Capitalism has submitted human life—and planetary life—to the demand for constant economic growth. This, in turn, demands increased efficiency, which requires, above all else, the transformation of natural factors of growth and life into controllable inputs in a general system of production: trees are turned into firewood; fossil fuels are extracted from the earth; seeds are planted in the field; land is divided, classified and enclosed; the continuous movements of the working body are divided into discrete gestures. Now, however, this process of expropriation, abstraction, and control is reaching deeper and deeper into inner life. The psychological needs and processes on whose subtle interactions social life depends are, to an ever increasing degree, mobilized by social media as independent factors in a system of profit extraction. Thus, these needs are satisfied, perhaps more than ever before, and yet in a manner that no longer serves to constitute and preserve community. The psychological need is isolated from its life-function; it takes on a life of its own. This is the logic of addiction: the dissociating asocialization of pleasure. And it could almost seem as if the only choice that remains is between the macro-addictions of substance abuse and the micro-addictions of the new media.


 

NOTES


1. Here I am following Ingemar Düring’s reconstruction of the Protrepticus. Cf. Aristotle, The Complete Works: The Revised Oxford Translation. Edited by Jonathan Barnes.

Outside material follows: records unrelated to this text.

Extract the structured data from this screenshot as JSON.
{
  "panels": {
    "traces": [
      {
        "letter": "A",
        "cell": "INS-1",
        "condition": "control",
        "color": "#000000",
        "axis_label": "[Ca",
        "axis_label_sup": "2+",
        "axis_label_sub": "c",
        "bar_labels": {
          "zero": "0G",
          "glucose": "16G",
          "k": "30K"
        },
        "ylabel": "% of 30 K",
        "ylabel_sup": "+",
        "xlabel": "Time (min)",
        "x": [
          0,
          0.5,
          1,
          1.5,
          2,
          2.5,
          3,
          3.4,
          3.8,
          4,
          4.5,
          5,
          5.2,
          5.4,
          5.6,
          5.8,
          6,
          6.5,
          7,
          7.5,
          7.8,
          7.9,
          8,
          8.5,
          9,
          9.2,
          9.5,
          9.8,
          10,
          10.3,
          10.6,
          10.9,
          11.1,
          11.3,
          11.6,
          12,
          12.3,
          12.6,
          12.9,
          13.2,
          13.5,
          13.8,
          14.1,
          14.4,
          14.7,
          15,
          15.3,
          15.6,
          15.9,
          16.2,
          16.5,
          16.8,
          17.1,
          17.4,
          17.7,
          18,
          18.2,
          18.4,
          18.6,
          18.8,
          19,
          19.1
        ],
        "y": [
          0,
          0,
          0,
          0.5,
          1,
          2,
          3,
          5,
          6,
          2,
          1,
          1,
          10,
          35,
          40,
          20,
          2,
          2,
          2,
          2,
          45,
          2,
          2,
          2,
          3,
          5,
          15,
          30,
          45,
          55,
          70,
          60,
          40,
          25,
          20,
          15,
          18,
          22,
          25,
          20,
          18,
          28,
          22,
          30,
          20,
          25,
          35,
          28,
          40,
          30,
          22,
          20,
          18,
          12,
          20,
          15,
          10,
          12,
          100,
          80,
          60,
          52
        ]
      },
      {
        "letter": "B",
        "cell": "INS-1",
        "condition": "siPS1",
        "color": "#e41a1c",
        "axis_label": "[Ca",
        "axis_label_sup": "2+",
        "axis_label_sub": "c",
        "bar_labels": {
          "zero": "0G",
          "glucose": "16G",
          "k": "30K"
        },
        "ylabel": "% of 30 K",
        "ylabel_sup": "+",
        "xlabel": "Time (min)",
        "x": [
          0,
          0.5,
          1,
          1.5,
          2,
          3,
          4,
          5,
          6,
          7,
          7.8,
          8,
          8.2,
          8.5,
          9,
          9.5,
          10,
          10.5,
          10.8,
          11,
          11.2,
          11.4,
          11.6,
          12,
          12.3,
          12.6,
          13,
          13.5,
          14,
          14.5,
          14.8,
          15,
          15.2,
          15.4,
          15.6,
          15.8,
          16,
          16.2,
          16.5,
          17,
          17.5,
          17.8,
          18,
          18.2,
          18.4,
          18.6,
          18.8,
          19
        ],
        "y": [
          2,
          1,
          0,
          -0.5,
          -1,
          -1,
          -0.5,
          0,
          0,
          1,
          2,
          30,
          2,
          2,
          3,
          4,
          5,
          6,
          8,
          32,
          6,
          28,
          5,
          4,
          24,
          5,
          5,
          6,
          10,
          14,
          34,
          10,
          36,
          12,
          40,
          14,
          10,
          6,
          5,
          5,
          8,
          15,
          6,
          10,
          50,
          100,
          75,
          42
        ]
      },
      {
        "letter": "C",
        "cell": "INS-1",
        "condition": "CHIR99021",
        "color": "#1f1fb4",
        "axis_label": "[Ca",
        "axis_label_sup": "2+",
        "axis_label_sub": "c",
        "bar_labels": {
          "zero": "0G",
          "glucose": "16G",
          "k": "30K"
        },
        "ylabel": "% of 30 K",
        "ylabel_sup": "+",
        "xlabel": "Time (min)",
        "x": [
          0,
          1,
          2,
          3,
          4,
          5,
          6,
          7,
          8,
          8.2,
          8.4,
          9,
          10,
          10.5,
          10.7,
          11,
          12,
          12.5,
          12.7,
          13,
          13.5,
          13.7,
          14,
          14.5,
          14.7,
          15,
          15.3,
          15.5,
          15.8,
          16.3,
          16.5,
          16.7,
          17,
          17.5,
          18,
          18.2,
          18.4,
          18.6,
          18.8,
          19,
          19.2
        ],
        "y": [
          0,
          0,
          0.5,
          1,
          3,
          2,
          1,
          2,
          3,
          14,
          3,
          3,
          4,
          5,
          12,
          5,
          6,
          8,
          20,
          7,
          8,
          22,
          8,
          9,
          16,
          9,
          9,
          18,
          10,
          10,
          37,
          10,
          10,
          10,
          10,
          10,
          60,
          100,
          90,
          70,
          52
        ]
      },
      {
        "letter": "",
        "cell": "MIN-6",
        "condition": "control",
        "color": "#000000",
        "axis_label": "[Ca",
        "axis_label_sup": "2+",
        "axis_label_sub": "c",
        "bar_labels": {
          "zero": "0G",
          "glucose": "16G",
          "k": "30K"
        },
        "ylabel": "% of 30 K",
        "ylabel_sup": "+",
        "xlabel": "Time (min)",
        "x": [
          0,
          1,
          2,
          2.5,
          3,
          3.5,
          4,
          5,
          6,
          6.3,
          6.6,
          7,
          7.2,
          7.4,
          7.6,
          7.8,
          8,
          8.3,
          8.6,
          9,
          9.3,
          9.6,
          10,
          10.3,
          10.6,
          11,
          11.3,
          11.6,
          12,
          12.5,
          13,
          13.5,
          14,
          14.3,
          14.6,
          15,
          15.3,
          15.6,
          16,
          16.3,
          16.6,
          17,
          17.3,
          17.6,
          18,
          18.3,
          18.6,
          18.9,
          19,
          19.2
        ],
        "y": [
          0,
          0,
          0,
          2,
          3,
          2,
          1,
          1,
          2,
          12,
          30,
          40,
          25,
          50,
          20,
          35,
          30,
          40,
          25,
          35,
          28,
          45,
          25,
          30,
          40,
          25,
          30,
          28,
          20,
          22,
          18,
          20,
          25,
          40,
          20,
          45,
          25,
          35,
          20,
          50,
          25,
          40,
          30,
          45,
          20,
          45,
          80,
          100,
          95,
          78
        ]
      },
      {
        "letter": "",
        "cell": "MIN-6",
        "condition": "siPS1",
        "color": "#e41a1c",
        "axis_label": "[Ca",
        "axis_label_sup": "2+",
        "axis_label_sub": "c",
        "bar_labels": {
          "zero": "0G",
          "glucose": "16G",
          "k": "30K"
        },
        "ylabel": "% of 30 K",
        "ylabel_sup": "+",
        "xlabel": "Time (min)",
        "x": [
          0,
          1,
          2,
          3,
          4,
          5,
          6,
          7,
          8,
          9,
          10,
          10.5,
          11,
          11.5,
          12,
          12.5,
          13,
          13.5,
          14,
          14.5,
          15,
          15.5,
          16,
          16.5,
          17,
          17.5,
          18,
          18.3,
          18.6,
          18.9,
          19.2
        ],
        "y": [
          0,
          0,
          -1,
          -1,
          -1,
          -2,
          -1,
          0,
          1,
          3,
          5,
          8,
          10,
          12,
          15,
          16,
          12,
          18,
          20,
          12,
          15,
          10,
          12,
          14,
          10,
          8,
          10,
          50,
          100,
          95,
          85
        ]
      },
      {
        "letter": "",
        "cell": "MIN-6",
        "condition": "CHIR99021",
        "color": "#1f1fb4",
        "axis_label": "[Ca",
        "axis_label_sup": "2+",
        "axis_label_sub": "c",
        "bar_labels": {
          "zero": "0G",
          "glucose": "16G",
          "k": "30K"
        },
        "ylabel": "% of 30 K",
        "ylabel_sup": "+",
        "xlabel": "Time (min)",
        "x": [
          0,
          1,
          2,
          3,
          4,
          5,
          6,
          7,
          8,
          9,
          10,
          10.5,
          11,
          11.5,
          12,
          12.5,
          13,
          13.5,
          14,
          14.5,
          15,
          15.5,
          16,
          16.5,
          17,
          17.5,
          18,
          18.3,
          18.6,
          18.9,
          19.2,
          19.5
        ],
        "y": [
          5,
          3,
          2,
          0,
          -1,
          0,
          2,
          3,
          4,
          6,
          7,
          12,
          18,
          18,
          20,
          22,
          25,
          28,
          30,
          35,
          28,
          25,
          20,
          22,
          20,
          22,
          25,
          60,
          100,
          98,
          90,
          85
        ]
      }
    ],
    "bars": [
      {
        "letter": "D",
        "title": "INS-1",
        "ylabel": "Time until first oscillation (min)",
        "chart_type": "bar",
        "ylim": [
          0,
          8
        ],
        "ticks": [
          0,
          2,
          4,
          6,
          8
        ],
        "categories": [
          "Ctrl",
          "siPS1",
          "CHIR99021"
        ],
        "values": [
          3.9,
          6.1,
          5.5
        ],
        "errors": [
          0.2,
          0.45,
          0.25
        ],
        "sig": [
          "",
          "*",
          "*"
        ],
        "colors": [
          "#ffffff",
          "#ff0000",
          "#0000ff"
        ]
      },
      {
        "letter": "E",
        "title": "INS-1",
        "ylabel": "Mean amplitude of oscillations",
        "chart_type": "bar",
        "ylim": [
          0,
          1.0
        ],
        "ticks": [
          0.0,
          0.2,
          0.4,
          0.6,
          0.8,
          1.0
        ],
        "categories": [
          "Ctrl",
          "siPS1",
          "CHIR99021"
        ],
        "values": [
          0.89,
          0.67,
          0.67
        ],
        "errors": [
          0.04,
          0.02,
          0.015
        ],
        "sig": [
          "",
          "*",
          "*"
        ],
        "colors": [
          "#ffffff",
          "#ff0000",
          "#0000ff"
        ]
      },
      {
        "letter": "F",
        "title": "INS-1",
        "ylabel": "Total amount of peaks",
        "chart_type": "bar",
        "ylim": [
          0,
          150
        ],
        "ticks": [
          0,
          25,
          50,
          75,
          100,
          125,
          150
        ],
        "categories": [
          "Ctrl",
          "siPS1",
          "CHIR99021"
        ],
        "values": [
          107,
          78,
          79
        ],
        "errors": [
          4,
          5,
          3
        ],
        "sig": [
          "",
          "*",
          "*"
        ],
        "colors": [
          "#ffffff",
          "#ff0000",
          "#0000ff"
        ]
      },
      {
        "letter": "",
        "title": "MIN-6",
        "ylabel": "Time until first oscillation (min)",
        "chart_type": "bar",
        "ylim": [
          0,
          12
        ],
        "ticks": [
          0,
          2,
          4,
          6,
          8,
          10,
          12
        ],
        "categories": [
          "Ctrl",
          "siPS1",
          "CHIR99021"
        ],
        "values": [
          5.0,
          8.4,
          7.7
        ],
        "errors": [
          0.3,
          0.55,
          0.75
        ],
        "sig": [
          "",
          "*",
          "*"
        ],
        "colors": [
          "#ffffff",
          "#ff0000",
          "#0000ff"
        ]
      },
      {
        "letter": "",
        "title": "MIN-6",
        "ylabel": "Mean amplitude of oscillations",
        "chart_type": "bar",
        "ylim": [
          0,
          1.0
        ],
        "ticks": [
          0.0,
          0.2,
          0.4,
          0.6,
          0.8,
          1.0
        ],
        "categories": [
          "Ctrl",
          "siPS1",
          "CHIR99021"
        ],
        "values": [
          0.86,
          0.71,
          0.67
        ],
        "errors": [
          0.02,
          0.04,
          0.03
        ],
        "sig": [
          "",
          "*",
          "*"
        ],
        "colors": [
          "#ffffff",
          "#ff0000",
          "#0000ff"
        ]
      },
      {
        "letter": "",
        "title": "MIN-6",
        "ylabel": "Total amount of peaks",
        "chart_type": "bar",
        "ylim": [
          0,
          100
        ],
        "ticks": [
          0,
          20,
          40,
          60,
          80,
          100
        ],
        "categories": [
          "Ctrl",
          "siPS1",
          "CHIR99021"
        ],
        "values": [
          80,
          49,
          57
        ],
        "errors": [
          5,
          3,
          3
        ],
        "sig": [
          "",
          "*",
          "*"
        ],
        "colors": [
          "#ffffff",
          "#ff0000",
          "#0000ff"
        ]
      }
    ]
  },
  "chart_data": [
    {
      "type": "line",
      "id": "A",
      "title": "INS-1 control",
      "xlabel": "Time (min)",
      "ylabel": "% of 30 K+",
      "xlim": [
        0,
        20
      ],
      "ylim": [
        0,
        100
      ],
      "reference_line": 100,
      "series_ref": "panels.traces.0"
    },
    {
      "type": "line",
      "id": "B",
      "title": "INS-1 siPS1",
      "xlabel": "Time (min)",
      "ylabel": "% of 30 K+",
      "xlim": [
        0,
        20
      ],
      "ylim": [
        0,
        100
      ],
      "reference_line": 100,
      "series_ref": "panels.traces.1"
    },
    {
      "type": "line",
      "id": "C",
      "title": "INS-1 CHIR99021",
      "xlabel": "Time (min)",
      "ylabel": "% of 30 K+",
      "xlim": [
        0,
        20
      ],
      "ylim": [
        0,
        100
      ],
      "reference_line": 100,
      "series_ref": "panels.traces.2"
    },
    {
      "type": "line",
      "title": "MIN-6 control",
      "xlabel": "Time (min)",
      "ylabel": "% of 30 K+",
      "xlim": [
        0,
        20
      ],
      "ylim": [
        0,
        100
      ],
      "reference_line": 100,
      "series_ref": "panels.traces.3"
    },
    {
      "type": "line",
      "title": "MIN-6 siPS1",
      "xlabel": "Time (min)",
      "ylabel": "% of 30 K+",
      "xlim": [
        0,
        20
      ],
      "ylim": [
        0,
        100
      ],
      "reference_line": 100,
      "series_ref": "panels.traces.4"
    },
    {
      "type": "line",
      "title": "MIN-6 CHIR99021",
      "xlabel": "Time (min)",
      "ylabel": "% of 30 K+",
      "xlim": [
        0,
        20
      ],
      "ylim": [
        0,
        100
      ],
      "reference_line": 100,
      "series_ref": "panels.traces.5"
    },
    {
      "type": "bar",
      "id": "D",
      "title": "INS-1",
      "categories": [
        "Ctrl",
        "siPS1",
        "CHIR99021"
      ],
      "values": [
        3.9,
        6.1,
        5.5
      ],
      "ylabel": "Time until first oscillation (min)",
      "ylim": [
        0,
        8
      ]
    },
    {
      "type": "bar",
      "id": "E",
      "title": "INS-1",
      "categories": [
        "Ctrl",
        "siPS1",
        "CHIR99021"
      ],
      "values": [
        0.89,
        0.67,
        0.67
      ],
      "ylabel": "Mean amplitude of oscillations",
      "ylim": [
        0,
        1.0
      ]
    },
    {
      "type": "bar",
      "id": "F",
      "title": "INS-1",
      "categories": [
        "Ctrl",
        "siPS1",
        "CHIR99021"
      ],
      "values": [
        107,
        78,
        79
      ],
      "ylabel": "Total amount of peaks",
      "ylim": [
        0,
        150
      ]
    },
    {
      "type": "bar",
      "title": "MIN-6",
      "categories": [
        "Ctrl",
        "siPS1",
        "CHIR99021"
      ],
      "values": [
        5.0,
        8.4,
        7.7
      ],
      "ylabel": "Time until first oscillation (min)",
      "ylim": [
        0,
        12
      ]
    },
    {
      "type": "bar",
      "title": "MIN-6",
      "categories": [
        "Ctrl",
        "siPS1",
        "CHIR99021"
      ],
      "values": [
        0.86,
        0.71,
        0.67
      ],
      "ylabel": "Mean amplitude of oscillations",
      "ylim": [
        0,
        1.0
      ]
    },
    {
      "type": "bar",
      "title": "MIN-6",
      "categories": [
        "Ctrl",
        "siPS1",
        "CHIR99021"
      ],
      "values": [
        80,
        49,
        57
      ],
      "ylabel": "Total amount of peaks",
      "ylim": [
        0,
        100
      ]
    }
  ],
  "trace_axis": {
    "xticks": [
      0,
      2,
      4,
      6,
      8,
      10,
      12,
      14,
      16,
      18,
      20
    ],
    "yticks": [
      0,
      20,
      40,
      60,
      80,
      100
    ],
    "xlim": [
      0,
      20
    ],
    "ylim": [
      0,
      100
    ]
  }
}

Princeton: Princeton University Press, 1984. Vol. 2. P. 2417; Aristoteles, Protreptikos. Edited and translated by Ingemar Düring, 2nd edition. Frankfurt am Main: Vittorio Klostermann, 1993.

2. A more positive concept of chatter appears, as Peter Fenves argues in his Chatter (Stanford: Stanford UP, 1993), in Kierkegaard.


3. Wittgenstein, Tractatus Logico-Philosophicus. Translated by D.F. Pears and B.F. McGuinness. Revised Edition. London: Routledge, 1974. p. 89.


4. Aristotle, Rhetoric 1377b -1378a.